Whistleblower Snowden Charged with Espionage

22062013
US federal prosecutors charged whistleblower Edward Snowden with espionage, theft and conversion of government property in a criminal complaint, and asked Hong Kong to detain him ahead of a move to extradite him.
Charges of espionage and theft are based on Snowden’s extraction of classified documents from NSA servers, which led to publication of several articles regarding the NSA’s surveillance programs, including PRISM, which is alleged to harvest private user data through cooperation with a slew of American corporations including Facebook, Yahoo, Google, Apple and Microsoft.
The implicated companies have denied granting US intelligence services “direct access” to their servers, though during an online chat on Monday Snowden alleged that they had been purposely deceptive in their responses.
When asked to “define in as much detail as you can what ‘direct access’ means,” Snowden went into greater technical detail:
“More detail on how direct NSA’s accesses are is coming, but in general, the reality is this: if an NSA, FBI, CIA, DIA, etc analyst has access to query raw SIGINT databases, they can enter and get results for anything they want,” he said. 
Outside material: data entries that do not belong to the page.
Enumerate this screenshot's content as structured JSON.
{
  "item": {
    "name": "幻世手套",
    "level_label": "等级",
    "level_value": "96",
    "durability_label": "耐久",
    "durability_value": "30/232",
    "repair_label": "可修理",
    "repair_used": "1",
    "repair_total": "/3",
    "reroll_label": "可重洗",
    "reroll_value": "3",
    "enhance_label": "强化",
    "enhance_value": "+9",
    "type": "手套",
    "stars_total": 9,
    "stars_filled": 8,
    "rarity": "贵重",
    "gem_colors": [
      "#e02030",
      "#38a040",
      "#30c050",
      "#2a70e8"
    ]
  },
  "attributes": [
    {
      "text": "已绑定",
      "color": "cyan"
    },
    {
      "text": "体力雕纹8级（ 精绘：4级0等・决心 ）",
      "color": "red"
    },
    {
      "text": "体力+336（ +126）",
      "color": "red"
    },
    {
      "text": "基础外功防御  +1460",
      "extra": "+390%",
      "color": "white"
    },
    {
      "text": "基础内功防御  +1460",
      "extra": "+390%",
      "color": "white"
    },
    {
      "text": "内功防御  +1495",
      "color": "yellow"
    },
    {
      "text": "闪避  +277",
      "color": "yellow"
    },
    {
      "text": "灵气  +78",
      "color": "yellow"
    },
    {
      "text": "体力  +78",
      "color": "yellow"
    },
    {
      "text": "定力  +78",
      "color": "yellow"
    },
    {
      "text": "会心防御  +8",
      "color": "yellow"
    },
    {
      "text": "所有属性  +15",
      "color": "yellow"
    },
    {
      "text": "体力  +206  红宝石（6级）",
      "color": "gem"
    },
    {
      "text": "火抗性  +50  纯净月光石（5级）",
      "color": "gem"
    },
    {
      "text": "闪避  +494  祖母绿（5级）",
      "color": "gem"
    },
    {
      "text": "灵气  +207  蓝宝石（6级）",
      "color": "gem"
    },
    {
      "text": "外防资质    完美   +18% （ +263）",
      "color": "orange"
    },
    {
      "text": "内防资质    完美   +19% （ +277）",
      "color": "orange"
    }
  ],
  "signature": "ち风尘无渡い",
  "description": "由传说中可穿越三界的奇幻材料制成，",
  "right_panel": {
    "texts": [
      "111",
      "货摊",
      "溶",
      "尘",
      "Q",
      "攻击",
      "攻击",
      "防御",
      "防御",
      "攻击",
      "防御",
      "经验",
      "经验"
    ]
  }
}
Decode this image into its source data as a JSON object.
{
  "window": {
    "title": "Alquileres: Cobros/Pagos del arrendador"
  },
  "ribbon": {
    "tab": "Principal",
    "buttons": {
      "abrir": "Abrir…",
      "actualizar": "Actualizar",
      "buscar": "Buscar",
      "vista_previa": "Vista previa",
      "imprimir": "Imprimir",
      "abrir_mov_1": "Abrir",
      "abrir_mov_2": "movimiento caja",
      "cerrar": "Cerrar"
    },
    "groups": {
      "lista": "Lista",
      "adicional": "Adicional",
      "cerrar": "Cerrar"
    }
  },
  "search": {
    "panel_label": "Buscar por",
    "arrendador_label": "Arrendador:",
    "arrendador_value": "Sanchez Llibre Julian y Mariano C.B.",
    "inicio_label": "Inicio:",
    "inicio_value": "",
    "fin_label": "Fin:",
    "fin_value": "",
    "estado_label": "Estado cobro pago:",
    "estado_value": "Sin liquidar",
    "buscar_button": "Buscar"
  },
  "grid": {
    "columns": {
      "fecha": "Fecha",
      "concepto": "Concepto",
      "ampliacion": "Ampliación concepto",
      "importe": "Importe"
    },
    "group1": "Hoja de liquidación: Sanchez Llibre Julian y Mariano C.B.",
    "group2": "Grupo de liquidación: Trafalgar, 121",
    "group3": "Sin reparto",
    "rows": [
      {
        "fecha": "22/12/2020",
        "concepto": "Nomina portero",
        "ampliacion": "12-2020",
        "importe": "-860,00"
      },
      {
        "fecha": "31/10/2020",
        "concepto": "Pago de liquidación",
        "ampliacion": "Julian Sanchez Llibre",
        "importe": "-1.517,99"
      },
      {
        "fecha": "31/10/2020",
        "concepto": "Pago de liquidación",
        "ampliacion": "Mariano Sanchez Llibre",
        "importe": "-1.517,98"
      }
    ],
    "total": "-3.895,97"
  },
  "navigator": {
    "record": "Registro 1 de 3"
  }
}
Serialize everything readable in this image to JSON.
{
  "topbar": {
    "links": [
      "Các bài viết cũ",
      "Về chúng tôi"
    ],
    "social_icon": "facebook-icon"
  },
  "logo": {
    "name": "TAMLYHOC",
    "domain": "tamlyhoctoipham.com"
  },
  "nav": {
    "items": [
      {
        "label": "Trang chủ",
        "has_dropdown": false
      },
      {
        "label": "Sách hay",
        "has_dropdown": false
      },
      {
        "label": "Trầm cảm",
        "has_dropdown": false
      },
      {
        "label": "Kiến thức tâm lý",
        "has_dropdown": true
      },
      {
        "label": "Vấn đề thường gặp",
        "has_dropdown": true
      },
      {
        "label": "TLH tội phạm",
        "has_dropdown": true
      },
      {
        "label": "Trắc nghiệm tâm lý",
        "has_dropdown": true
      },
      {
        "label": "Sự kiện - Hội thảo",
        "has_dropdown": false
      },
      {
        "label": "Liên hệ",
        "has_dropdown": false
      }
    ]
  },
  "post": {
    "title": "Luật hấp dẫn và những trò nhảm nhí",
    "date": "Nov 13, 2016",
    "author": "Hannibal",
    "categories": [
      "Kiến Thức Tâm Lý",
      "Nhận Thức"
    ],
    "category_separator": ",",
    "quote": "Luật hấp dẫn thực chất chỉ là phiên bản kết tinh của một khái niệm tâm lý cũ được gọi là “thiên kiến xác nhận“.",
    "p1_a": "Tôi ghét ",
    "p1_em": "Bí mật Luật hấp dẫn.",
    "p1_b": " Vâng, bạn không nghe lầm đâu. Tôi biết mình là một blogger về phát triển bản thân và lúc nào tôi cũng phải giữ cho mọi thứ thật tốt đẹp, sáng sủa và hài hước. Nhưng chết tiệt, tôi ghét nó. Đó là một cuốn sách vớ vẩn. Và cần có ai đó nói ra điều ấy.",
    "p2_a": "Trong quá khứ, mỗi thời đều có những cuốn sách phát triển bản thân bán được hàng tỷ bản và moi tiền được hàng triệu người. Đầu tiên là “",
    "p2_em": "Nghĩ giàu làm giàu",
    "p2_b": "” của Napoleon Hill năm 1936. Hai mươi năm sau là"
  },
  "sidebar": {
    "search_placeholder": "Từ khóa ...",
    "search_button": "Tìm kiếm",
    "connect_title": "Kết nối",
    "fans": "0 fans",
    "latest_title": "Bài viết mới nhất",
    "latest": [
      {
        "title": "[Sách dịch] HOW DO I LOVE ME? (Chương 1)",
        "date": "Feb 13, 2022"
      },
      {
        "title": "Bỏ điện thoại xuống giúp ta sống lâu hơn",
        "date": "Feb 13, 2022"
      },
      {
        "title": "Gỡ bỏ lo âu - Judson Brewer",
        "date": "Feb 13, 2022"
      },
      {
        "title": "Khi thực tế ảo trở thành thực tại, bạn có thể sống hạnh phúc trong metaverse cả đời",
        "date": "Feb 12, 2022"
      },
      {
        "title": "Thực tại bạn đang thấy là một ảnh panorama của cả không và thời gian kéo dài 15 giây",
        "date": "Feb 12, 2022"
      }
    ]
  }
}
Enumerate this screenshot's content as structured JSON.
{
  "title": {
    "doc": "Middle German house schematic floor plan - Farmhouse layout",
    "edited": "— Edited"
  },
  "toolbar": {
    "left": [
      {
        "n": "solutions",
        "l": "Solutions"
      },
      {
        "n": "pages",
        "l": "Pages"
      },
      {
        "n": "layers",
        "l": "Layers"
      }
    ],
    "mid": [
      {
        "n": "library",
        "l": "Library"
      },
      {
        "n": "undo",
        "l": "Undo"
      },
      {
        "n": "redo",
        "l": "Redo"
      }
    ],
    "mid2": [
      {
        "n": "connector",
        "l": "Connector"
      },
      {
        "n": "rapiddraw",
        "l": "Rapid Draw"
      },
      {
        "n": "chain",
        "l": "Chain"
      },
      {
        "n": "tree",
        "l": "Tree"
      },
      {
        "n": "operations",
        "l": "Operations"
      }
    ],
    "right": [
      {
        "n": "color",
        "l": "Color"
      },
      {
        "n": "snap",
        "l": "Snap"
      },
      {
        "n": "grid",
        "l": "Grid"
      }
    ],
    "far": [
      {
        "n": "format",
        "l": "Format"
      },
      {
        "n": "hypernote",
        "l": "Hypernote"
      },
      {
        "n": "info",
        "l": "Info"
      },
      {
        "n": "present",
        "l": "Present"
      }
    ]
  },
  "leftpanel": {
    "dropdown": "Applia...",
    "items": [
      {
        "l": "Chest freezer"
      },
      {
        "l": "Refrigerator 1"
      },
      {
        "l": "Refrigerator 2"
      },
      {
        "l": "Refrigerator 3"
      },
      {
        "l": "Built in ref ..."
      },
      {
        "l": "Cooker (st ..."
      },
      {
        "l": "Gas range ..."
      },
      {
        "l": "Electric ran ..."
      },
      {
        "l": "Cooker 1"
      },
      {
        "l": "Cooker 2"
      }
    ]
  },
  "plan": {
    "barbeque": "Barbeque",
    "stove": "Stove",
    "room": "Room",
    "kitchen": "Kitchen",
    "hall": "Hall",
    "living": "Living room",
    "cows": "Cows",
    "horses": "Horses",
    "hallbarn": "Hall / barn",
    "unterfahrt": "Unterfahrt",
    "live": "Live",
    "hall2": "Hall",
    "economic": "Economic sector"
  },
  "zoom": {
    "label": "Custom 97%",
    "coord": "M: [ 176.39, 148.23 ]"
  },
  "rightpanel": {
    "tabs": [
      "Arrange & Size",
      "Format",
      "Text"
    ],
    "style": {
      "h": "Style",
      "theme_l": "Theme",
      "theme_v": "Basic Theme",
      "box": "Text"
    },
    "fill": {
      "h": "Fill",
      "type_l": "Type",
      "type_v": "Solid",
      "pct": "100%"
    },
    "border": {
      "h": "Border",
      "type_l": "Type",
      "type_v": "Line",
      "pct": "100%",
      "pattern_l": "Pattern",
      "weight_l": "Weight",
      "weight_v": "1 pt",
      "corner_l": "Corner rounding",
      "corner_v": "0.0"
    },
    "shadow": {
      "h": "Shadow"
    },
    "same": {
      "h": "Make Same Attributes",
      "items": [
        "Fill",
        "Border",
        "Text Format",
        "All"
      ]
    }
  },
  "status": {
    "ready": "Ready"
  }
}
But specific details of how Snowden transported the classified NSA documents are hazy, unclear,  The Guardian reporting  they were extracted using four laptops taken to Hong Kong, though other reports suggested that Snowden simply copied secret files on USB drives. Even though the use of thumb drives is banned in SIPRNET, the Defense Department’s secret network, in post of a system administrator Snowden had  broader access to data.